Oldest son of the Chasam Sofer and Sorel, daughter of Rabbi Akiva Eger, he was known as the Ksav Sofer. After the Chasam Sofer’s death in 1839, the Ksav Sofer succeeded him as Rabbi and as head of the important Yeshiva in Pressburg, at the unusually young age of 24. Following n the footsteps of his illustrious father, the Ksav Sofer was a distinguished scholar as well as a strong and influential communal leader.
In 1868 a Jewish Congress was convened in Budapest to chart the course of Jewish communal autonomy in Hungary. The long smoldering conflict between the Orthodox and the Neologists (The Hungarian Reformers) climaxed in the formation of a separate Orthodox Community. The Ksav Sofer was the dominant Orthodox figure during this critical period.

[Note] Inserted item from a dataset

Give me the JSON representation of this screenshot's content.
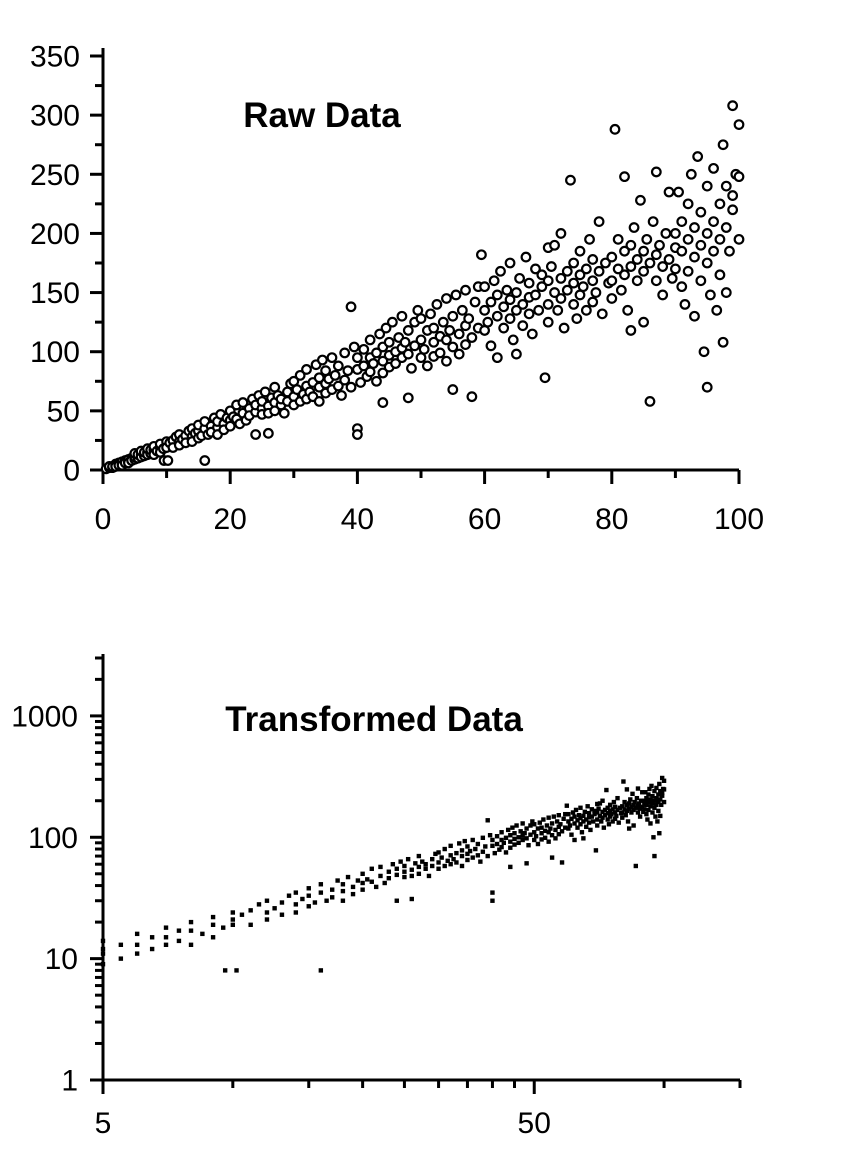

The Pressburger Yeshiva was the single most important yeshiva in Hungary and produced rabbis as well as knowledgeable laymen up till the second world war. The battle to preserve authentic Judaism against the forces clamoring for radical change was successfully fought by the Ksav Sofer. The Ksav Sofer served as Rabbi of Pressburg for thirty three years, the exact number of years his father had served before him. His main works are the Ksav Sofer on Chumash and four volumes of responsa. In addition, a number of volumes on Talmud have appeared. After World War II, a number of his unpublished manuscripts were recovered and are in the process of being published.